MODERN TECHNOLOGIES AS CATALYSTS FOR EXPERIENTIAL LEARNING: TEACHING HUMAN-ROBOT INTERACTION WITH FACIAL EXPRESSION ANALYSIS SOFTWARE
L. Beikverdi, C. Tigerstedt
According to recent reports, 67% of faculty members in United States colleges and universities reported using classroom interaction technologies, demonstrating the deep influence these tools have had on higher education. They improve interactivity, accessibility, and personalisation in learning, while also advancing teaching methodologies, learning experiences, writing skills, and research development. By combining traditional and innovative pedagogical methods, education can offer a holistic experience, equipping students for the evolving job market. In the field of marketing, digital tools for consumer insights are effectively employed in both teaching and research. Eye-tracking and facial expression analysis technologies, for instance, have become invaluable for training marketing students and conducting research. These technologies offer insights into consumer behaviour and are increasingly accessible for classroom application. They not only equip students for future careers but also enable effective teaching, maintaining engagement and learning quality. The application of modern technologies is particularly valuable for teaching complex concepts such as consumers’ perceptions of advanced technologies (e.g., service robots). This method aligns with Kolb’s Experiential Learning Theory, which highlights the influence of experiences, including cognitive, emotional, and environmental factors, on the learning process. By integrating real-world projects and industry collaborations into coursework, students can apply theoretical knowledge to practical scenarios. Experiential learning projects effectively address complex phenomena by incorporating systems-level perspectives. Nonetheless, the area of usage of modern technologies for teaching complex subjects through experiential learning is understudied. Therefore, this paper addresses this gap and explores the utilisation of modern technologies, such as AI-powered facial expression analysis software, to bridge teaching and research in addressing complex subjects, including human-robot interaction.
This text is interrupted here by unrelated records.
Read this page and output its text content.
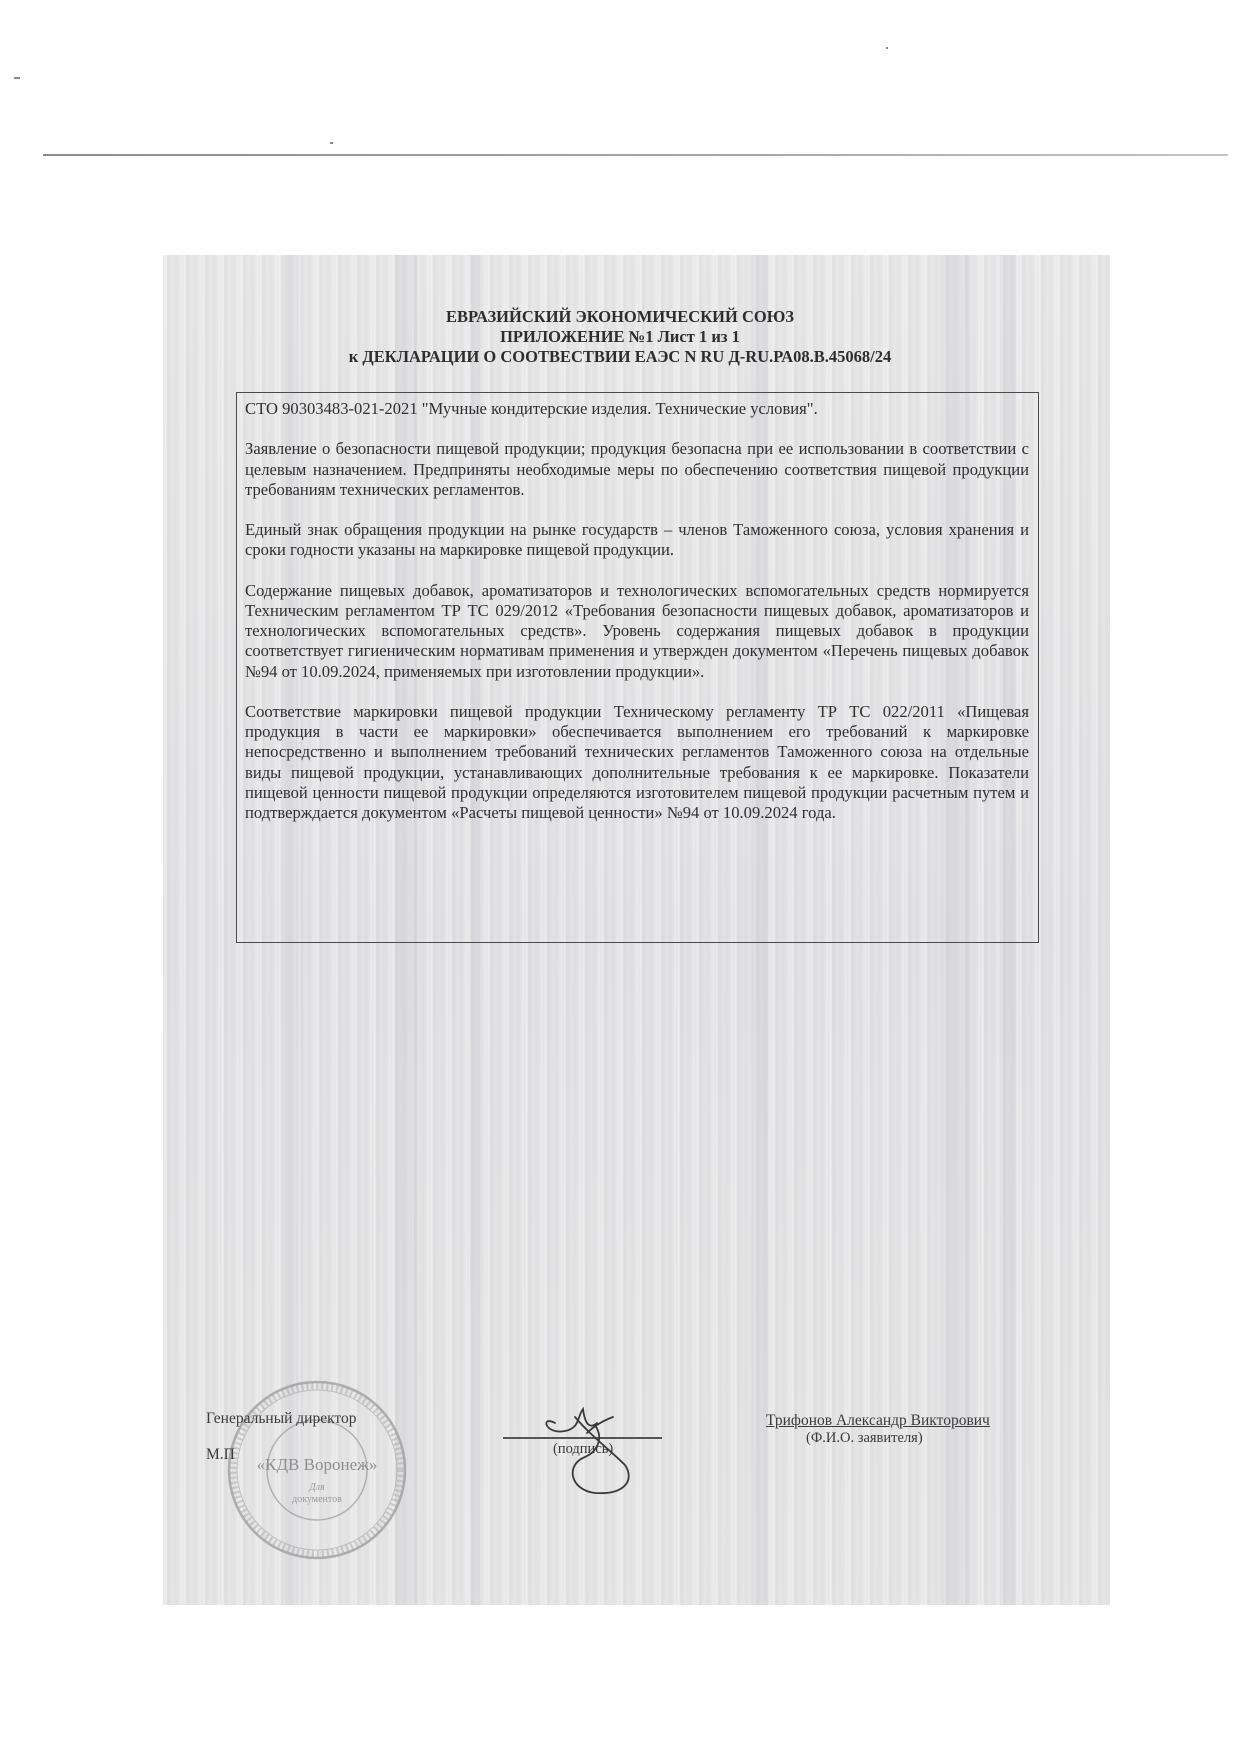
ЕВРАЗИЙСКИЙ ЭКОНОМИЧЕСКИЙ СОЮЗ
ПРИЛОЖЕНИЕ №1 Лист 1 из 1
к ДЕКЛАРАЦИИ О СООТВЕСТВИИ ЕАЭС N RU Д-RU.РА08.В.45068/24

СТО 90303483-021-2021 "Мучные кондитерские изделия. Технические условия".

Заявление о безопасности пищевой продукции; продукция безопасна при ее использовании в соответствии с целевым назначением. Предприняты необходимые меры по обеспечению соответствия пищевой продукции требованиям технических регламентов.

Единый знак обращения продукции на рынке государств – членов Таможенного союза, условия хранения и сроки годности указаны на маркировке пищевой продукции.

Содержание пищевых добавок, ароматизаторов и технологических вспомогательных средств нормируется Техническим регламентом ТР ТС 029/2012 «Требования безопасности пищевых добавок, ароматизаторов и технологических вспомогательных средств». Уровень содержания пищевых добавок в продукции соответствует гигиеническим нормативам применения и утвержден документом «Перечень пищевых добавок №94 от 10.09.2024, применяемых при изготовлении продукции».

Соответствие маркировки пищевой продукции Техническому регламенту ТР ТС 022/2011 «Пищевая продукция в части ее маркировки» обеспечивается выполнением его требований к маркировке непосредственно и выполнением требований технических регламентов Таможенного союза на отдельные виды пищевой продукции, устанавливающих дополнительные требования к ее маркировке. Показатели пищевой ценности пищевой продукции определяются изготовителем пищевой продукции расчетным путем и подтверждается документом «Расчеты пищевой ценности» №94 от 10.09.2024 года.

«КДВ Воронеж»
Для
документов
Генеральный директор
М.П	(подпись)
Трифонов Александр Викторович
(Ф.И.О. заявителя)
This study represents the initial phase of a project aimed at implementing modern technologies to teach complex topics such as consumers' perceptions of service robots and human-robot interaction in retail, to students through experiential learning. In this phase, a course design is developed based on Kolb’s experiential learning cycle, utilising Artificial Intelligence (AI)-powered facial expression analysis software, FaceReader by Noldus Information Technology company, as a technical solution. During the course, students examine consumer behavioural insights from the perspectives of observers, analysts, and consumers.
This study highlights the transformative role of modern technologies, such as AI-powered facial expression analysis software, in facilitating the integration of teaching and research in higher education, particularly for addressing complex topics like human-robot interaction in retail. By adopting Kolb’s Experiential Learning Theory as a framework, the proposed course design bridges theoretical knowledge with practical applications, enhancing students’ critical thinking, decision-making, and industry readiness. This study contributes to the theory by offering a robust pedagogical model that integrates experiential learning with modern technological tools, providing a replicable framework for teaching complex and interdisciplinary subjects.
Keywords: Experiential Learning, Human-Robot Interactions in Retail, Facial Expression Analysis.